I am currently working on UKBB 450K WES data processing in DNAnexus environment. My end goal is to generate gene burden matrix table for entire data. Since, it can be costly and time taking, I have split the data into chromosomes and processing them one by one.
I have been trying to annotate one of the chromosomes hail matrix table with VEP annotation but it is taking forever. I looked deeper into the issue and I found out that initially VEP annotation task uses all the cores available but later on at the
collect step uses one or two cores thereby other nodes staying idle and just increasing the computational cost.
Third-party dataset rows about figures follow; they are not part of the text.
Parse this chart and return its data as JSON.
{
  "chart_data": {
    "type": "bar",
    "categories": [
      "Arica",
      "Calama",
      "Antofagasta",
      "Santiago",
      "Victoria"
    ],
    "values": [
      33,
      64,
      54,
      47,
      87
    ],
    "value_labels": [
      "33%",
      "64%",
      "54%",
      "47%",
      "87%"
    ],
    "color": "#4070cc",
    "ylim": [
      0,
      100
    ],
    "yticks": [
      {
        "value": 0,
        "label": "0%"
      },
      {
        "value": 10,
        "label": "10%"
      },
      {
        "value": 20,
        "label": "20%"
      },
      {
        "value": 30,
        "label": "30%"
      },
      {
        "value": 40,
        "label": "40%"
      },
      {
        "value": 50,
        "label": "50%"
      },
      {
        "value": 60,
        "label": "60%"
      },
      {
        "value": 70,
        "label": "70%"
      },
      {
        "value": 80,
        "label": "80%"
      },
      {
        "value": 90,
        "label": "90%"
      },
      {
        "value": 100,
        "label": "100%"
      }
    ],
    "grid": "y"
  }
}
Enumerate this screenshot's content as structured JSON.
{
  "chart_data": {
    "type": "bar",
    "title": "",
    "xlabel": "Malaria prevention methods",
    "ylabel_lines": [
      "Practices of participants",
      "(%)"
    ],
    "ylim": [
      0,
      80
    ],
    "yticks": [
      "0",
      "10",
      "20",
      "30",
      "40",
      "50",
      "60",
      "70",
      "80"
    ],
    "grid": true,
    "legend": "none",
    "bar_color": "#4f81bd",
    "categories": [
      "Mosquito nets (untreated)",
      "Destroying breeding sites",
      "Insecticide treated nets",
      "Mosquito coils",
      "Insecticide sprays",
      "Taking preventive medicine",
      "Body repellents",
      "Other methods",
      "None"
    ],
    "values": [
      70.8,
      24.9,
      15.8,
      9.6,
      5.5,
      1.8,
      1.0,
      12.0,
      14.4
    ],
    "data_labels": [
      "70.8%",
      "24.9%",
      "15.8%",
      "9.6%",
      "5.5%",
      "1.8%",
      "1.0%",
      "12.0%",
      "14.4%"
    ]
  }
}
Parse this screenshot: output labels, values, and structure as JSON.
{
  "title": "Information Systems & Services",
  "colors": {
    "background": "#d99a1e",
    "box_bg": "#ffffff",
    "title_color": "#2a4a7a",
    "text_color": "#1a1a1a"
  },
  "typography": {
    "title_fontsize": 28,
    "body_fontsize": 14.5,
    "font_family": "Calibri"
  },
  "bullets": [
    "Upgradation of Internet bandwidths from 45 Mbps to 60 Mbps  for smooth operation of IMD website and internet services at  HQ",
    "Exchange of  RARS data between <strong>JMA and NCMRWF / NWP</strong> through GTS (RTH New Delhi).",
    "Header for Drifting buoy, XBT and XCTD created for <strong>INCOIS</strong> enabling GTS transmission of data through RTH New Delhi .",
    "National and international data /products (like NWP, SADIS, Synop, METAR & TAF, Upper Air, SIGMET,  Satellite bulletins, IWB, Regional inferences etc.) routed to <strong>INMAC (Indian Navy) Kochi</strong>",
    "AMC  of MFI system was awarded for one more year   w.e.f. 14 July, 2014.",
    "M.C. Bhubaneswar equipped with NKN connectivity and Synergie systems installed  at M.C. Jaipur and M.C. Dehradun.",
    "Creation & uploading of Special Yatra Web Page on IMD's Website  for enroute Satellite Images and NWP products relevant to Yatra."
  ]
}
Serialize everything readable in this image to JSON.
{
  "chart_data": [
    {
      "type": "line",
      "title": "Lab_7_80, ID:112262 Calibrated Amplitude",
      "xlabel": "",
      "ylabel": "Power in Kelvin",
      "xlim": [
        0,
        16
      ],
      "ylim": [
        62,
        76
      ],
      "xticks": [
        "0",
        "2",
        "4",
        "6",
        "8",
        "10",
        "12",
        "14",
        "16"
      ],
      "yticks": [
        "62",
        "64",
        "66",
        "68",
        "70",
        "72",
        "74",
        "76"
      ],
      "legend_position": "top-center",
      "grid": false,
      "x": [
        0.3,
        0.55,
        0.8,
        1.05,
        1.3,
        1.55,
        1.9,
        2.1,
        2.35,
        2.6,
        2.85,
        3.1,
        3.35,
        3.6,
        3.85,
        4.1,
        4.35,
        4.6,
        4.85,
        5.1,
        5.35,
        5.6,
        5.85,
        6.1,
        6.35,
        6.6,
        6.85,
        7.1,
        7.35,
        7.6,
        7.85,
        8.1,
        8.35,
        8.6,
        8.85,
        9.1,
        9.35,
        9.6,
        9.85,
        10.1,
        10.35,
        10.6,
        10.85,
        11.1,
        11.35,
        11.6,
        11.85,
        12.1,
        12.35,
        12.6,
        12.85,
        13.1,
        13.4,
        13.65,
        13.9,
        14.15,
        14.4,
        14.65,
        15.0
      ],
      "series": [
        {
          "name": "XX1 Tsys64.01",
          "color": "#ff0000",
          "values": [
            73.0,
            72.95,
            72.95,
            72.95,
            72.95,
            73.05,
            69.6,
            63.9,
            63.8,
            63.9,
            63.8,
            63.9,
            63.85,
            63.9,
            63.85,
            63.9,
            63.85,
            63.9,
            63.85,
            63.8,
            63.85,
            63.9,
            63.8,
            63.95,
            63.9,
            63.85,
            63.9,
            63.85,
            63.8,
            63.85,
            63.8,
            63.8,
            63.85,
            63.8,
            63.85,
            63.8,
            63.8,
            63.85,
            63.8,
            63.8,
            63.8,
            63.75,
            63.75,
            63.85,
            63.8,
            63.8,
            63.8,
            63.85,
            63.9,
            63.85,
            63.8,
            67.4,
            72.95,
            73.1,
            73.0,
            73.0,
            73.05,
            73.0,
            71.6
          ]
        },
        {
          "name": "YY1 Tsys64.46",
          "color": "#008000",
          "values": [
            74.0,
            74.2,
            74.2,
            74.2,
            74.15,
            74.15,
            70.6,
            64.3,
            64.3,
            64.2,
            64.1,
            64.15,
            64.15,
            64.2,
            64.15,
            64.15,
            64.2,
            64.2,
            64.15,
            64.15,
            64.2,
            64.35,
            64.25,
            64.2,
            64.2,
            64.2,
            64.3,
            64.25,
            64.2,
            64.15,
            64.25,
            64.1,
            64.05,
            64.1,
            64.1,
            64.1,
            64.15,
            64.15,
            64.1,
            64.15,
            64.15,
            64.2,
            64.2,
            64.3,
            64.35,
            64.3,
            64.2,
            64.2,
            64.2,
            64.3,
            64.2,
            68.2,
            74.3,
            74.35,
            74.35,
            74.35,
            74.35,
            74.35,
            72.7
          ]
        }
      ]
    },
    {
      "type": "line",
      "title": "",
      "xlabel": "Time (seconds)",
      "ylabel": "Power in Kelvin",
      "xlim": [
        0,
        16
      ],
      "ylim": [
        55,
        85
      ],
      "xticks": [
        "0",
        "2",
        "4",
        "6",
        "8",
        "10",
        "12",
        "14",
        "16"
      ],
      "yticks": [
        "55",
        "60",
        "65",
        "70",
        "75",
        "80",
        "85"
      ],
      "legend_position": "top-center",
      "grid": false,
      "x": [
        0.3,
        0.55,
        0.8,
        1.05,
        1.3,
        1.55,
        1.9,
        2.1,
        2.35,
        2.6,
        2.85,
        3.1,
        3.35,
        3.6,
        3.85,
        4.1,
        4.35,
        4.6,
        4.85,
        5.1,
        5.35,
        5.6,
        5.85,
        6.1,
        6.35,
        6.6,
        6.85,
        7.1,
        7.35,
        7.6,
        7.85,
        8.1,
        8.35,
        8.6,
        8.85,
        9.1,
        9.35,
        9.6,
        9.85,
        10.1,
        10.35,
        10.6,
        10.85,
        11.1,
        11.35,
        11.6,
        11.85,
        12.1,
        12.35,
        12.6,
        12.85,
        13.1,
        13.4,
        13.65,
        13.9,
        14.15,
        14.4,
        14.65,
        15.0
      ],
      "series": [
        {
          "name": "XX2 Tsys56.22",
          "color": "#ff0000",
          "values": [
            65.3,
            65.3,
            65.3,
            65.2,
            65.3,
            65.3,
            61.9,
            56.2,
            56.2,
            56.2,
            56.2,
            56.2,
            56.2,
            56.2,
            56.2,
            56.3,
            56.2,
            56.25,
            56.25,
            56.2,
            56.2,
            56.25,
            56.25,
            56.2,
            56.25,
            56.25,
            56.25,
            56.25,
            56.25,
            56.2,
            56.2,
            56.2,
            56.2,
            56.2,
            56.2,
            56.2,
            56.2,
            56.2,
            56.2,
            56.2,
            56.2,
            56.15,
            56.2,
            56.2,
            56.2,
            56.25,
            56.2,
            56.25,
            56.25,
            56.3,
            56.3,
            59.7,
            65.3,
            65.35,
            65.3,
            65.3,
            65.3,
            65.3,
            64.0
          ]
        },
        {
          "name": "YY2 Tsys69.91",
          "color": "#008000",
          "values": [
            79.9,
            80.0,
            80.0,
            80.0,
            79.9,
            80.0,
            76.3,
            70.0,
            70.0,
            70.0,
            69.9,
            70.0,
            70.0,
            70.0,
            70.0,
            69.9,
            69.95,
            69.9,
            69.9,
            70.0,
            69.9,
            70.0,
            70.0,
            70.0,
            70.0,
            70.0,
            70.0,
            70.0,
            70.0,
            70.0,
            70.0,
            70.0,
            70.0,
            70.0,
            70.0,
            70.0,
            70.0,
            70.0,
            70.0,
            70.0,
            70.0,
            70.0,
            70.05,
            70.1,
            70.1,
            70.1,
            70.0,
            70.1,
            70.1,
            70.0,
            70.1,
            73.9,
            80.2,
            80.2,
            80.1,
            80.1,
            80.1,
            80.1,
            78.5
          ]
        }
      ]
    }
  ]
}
- Earlier I thought it was because of partitions being unequal, I tried repartitioning but that didn’t work
- I also tried cutting down my vep json schema to bare minimum things(in hope that on spot computation of frequencies might be taking time) but that didn’t work.
Here are the screenshots describing the same: VEP annotation for chromosomes - Album on Imgur
No. of nodes:
Type of instance:
DNAnexus on AWS
Size of input data:
Data point: We ended up annotating the chromosome from
382.9 GiB to
2969.2 GiB and paying a cost of
413.6 pounds in time span of
- What can I do speed up my VEP annotation task? How can I make it possible to process partitions in parallel?
- If not, should I use a smaller cluster and let it run for 2-3 days as an economic approach?
- Are there any other ways of annotating via hail?
PS: Our VEP cache data sits in HDFS cluster.